Diesel Locomotive
EMD E9A/E9B
EMD
Also known as: E9A/E9B, EMD E9A/E9B
Photographs (4)
Technical specifications
History
The EMD E9 was the tenth and final member of Electro-Motive Division's celebrated E-unit family, produced at the company's La Grange, Illinois facilities from April 1954 through January 1964. Over the course of that decade, EMD delivered 100 cab-equipped A units and 44 cabless booster B units, all destined for service with American railroads. The E9 arrived at a moment when passenger rail was still a dominant force in intercity travel, and it quickly found work on some of the most prestigious named trains in the country. Union Pacific assigned E9s to its famous "City" fleet of streamliners, while the Chicago, Burlington and Quincy put them to work on Zephyr services, and Southern Pacific used them on runs including the Coast Daylight and the Sunset Limited. As the economics of passenger railroading deteriorated through the 1960s, many E9s found themselves reassigned to less glamorous duties. Union Pacific, the Rock Island, and the Illinois Central each pressed E9s into freight service as passenger revenues declined.
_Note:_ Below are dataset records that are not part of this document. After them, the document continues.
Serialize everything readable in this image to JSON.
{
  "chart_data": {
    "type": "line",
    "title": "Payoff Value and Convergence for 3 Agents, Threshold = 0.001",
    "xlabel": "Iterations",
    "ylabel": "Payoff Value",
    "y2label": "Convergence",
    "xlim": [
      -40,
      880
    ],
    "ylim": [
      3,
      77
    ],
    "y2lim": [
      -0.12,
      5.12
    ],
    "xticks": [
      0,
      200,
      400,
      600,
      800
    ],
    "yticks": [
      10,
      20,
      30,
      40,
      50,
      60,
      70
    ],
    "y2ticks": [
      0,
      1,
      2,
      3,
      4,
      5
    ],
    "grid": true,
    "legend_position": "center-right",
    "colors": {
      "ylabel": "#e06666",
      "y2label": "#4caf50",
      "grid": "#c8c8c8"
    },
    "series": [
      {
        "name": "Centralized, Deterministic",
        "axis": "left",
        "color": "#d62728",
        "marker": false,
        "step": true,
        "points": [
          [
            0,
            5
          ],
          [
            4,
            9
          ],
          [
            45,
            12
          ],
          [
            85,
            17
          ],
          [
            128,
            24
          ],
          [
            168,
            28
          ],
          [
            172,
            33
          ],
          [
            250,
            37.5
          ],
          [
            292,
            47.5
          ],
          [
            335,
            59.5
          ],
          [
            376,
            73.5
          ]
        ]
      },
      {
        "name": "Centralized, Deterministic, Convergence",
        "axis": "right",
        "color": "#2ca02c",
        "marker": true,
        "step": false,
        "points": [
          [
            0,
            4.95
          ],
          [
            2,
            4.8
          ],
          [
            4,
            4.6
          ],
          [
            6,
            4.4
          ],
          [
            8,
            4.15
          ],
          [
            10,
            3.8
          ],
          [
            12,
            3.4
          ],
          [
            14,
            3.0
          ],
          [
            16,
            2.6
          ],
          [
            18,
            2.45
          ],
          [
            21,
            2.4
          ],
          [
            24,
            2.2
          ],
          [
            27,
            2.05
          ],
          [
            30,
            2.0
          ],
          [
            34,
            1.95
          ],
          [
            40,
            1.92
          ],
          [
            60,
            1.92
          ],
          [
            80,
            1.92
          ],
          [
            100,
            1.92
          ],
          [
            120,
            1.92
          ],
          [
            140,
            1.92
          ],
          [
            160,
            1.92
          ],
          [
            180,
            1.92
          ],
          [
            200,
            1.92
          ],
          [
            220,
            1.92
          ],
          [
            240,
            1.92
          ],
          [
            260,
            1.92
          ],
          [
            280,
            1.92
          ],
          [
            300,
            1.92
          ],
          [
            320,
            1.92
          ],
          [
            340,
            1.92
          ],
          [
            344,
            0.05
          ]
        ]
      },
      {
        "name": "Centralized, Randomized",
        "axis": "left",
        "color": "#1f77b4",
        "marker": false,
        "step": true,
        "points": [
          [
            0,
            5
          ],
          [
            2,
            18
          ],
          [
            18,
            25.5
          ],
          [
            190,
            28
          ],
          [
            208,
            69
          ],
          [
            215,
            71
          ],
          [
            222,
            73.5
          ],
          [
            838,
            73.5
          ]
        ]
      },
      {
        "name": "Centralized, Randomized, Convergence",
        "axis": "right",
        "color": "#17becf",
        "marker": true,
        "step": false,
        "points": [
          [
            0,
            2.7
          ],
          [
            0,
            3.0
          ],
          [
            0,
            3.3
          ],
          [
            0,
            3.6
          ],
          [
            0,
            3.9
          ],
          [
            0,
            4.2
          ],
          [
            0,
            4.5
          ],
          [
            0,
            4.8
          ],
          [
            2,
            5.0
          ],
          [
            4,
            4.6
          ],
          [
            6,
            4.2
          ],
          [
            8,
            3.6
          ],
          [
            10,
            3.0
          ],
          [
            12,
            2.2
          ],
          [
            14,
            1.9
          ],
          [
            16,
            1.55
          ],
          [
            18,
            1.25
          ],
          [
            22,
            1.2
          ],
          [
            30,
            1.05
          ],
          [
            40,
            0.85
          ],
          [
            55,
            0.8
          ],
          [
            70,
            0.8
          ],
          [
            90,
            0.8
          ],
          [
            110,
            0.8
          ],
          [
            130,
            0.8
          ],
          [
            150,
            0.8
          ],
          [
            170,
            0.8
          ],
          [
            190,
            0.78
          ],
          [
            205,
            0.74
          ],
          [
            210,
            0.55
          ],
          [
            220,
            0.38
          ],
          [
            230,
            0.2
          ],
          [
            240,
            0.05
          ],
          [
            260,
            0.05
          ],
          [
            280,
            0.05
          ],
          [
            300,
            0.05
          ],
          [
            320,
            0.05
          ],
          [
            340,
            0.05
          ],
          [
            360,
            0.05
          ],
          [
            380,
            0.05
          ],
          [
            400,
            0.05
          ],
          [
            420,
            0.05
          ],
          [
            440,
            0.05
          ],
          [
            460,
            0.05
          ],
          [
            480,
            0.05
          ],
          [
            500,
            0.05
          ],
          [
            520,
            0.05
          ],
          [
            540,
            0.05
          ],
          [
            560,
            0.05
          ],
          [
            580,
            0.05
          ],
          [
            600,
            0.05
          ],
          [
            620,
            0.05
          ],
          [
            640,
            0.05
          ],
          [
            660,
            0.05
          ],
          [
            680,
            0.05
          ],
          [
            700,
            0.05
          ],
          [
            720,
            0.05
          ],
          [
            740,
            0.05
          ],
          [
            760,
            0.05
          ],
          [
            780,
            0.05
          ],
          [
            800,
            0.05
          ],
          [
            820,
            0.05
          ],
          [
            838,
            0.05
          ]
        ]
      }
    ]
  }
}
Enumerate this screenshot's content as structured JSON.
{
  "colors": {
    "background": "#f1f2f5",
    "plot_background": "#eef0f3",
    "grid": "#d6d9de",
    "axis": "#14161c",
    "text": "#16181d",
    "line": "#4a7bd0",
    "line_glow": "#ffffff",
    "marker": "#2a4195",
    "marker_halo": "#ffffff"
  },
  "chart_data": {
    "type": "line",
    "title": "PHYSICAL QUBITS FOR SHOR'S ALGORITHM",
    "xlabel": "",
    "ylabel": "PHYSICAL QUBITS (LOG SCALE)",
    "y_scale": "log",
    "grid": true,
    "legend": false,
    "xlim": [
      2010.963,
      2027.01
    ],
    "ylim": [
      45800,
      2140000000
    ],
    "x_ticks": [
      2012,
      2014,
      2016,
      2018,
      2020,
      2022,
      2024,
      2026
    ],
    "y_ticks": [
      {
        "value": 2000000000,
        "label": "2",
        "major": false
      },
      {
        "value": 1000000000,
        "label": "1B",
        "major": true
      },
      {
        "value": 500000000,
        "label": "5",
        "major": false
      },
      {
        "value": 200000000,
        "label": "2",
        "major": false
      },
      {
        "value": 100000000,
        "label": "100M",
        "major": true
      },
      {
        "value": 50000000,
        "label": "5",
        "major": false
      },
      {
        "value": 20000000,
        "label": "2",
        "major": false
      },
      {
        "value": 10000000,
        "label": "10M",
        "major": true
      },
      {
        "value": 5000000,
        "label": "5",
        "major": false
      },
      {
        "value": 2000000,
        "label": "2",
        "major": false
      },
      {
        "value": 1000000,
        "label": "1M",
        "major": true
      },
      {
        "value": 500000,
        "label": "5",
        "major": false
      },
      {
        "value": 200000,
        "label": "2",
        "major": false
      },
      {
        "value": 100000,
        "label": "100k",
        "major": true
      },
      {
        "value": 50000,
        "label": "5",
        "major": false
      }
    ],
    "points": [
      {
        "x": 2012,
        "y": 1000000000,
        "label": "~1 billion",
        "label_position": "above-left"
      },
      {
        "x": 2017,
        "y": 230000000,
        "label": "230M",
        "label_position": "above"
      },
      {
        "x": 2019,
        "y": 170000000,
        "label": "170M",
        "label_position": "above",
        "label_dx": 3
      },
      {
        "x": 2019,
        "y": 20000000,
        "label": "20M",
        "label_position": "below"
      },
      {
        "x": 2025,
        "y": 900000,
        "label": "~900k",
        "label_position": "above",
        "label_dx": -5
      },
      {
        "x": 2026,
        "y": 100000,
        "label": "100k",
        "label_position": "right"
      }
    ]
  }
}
When Amtrak was established in 1971 to assume operation of most intercity passenger trains in the United States, the new quasi-governmental carrier acquired 36 E9A and 23 E9B units from predecessor railroads including Union Pacific, the Milwaukee Road, the Baltimore and Ohio, and the Seaboard Coast Line. Amtrak operated these locomotives until approximately 1979, and converted a portion of the B units into auxiliary cars providing steam heat or head-end electrical power for passenger consists. The legacy of the E9 extends well beyond its active revenue service years. Burlington Northern equipped a number of surviving units with head-end power systems and upgraded powerplants based on the EMD 645 engine family, extending their usefulness in Chicago-area commuter operations into the early 1990s. Several dozen E9s survived into the preservation era, with examples finding homes at museums and tourist railroads across the country. The Illinois Railway Museum in Union, Illinois, operates five examples, while Union Pacific has retained three rebuilt E9s in its heritage fleet. Southern Pacific 6051, the last surviving unit from that railroad's roster, is preserved and operated by the California State Railroad Museum in Sacramento.
Technical notes
The E9 was powered by a pair of EMD 567C engines, each a twelve-cylinder, two-stroke, Roots-blown diesel arranged in a 45-degree V configuration with a bore and stroke of 8.5 by 10 inches, yielding 567 cubic inches of displacement per cylinder. Each engine produced 1,200 horsepower at 800 rpm, for a combined output of 2,400 horsepower. The two engines drove separate DC generators, and the electrical output from each generator powered two traction motors, giving the locomotive four motors in total distributed across an A1A-A1A wheel arrangement. In this arrangement, each three-axle truck had its center axle unpowered, a configuration that reduced axle loading on the lighter rail and trackwork commonly found on passenger routes. Externally, the E9 was nearly indistinguishable from its immediate predecessor, the E8. The primary mechanical difference was the substitution of the newer 567C engine in place of the 567B used in the E8. The only reliably visible external change was a revised, flush-fitting mounting for the headlight glass on the nose of the carbody, though this modification was also applied to some E8 units during maintenance overhauls, making visual identification between the two models unreliable in practice. The shared carbody design reflected EMD's deliberate continuity across E-unit generations, and the 567C engine itself remained in production until 1966, when it was eventually superseded by the 645 series powerplant that would go on to serve as the foundation for subsequent EMD locomotive families.